Pelas matanças do porco (Janeiro/Fevereiro), uma sopa da cachola: vísceras do porco, sangue do mesmo, banha, especiarias, acompanha com sopas de pão e gomos de laranja para "cortar" o gosto. Pela Páscoa, o sarapatel - borrego ou cabrito, sangue do animal, especiarias e o inevitável pão de trigo -; as mioleiras de borrego e, nas festas campestres de segunda e terça feira após o Domingo de Páscoa, o borrego ou chibinho assado (normalmente as pernas). No verão, os gaspachos e os intermináveis petiscos, e os cozidos; vários peixes fritos com saladas e, na cozinha caseira, a galinha de campo com tomate. No inverno, as referidas açordas e migas, a digestiva "sopa da panela", nesta região com base no perú e perfumada com hortelã.
Vamos aos doces: Em Elvas, a sericaia (ou sericá), embora se encontre por toda a região.

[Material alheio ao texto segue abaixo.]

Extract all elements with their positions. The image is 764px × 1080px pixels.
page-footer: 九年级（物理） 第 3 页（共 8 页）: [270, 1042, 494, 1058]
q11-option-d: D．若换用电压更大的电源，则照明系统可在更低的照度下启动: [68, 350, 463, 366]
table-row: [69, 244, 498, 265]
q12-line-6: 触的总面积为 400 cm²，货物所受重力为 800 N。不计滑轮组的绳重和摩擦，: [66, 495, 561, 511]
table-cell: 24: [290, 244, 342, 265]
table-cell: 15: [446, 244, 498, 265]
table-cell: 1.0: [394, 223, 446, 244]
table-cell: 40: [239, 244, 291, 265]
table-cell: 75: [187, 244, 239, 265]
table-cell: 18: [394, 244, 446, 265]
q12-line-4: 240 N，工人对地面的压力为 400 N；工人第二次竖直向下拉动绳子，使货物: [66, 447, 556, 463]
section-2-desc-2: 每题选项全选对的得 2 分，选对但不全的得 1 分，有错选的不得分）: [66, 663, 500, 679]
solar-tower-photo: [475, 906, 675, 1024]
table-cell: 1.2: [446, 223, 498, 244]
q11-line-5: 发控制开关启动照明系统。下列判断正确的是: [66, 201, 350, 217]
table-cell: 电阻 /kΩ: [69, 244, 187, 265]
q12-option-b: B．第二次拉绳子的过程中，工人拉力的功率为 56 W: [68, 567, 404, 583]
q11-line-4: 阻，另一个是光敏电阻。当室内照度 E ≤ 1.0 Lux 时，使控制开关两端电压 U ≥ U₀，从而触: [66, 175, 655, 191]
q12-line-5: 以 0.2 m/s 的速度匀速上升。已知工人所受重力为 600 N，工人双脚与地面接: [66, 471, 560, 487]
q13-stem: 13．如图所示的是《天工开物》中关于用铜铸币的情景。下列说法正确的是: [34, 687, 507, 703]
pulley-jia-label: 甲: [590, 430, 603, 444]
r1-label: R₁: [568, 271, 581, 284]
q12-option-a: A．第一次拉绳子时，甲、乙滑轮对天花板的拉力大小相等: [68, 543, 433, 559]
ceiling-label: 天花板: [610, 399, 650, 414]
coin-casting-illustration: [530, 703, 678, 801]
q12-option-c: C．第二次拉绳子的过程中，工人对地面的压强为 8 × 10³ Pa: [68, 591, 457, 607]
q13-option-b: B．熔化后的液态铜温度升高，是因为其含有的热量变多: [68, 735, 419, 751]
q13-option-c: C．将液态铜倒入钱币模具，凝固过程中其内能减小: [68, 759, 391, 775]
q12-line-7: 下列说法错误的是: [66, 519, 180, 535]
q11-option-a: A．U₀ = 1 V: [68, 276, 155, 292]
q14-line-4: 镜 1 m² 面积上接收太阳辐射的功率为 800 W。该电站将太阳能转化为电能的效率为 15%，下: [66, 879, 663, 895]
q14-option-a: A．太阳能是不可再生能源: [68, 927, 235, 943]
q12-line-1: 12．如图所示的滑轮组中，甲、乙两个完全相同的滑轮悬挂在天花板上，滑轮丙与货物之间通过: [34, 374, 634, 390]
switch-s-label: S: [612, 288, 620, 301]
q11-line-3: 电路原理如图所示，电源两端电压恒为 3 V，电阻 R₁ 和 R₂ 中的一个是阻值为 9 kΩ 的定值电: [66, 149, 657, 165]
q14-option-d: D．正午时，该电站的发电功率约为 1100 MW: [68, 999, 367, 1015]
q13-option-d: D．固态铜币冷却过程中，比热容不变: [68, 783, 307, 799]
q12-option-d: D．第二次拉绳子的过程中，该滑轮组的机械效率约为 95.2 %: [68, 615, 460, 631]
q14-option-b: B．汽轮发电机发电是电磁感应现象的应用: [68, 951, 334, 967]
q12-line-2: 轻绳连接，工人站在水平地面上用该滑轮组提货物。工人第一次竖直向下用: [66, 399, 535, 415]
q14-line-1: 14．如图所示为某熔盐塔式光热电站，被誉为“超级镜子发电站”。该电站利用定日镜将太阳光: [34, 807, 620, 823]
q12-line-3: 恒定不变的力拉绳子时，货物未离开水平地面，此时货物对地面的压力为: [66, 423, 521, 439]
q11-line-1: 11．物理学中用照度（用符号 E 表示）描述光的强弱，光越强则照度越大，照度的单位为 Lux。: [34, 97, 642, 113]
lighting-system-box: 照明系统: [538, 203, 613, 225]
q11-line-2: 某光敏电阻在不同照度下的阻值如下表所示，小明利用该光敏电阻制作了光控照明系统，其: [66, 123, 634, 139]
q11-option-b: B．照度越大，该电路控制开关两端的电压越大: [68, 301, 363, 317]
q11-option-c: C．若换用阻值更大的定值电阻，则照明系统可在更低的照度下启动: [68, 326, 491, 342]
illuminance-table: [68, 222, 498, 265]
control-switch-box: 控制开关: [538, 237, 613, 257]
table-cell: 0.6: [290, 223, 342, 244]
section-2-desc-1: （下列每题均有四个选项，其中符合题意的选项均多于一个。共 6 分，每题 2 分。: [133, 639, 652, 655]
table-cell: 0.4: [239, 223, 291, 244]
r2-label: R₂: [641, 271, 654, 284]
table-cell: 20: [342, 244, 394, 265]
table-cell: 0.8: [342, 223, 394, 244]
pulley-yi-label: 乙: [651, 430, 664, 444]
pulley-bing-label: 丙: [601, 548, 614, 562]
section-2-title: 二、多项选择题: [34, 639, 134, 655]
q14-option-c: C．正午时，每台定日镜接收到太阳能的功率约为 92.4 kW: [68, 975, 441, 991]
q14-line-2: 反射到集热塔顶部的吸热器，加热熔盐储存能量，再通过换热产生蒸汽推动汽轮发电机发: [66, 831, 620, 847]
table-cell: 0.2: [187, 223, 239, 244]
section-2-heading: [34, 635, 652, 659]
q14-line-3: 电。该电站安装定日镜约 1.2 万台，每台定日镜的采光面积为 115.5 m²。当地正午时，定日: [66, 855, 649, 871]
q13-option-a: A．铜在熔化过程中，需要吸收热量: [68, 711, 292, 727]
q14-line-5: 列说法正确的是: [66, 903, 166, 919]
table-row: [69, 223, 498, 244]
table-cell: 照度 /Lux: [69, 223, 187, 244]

As queijadas a partir do requeijão de ovelha. No Carnaval, os nógados, as filhós (minha avó e as irmãs diziam: uma filhó, duas filhozes), as boleimas. Na Páscoa, os bolos fintos e, a partir da mesma massa, os folares, moldados de modo a reproduzir várias figuras. Os lagartos são obrigatórios e dentro do corpo têm um a dois ovos cozidos. Ornamentam-se com fitas coloridas à volta do pescoço (esta de um lagarto com coleira como se fosse um caniche, só lembra a um alentejano), amêndoas no dorso. Ainda hoje, na Semana Santa, pode ver passar mulheres com grandes tabuleiros de folha cheios de bolos fintos e folares a caminho do forno do padeiro. No Natal fazem-se azevias, especialmente com recheios de grão e gila. Aqui e ali poderá ver nas ementas o tecolameco. Não o submeto à tortura de lhe prometer o que certamente não encontrará facilmente. As doçarias conventuais que sobreviveram estão, na sua maioria, encerradas nos sacrários dos livros de receitas transmitidas de mães a filhas. Só nos resta esperar o querer das Autarquias para que promovam as necessárias divulgações e um pouco de vontade de restauradores e doceiras. Agora, se alguma família lhe abrir as portas em hospitaleiro e fidalgo convite, então sim: perceberá a diferença entre a sericaia restaurativo-comercial e o verdadeiro doce (de nome original "sericá") quiçá ainda levado ao forno em prato de estanho. Porque não desejo levá-lo atrelado à ficção, dispenso-me de lhe prometer um "manjar branco" ou a sua variante de "manjar real": não estou a ver uma sobrinha bisneta de freira clarissa portalegrense a desfiar pacientemente um peito de galinha de campo (quão longo cozimento), a moer o arroz em farinha fresca e finíssima e, depois de laboriosa confecção, o presentear com o cremoso produto espraiado em travessa de porcelana, herança de algum Capitão das Índias …
Disseram-me que já voltaram a fazer os rebuçados de ovos das feiras dos meus tempos de petiz … aproveite se encontrar.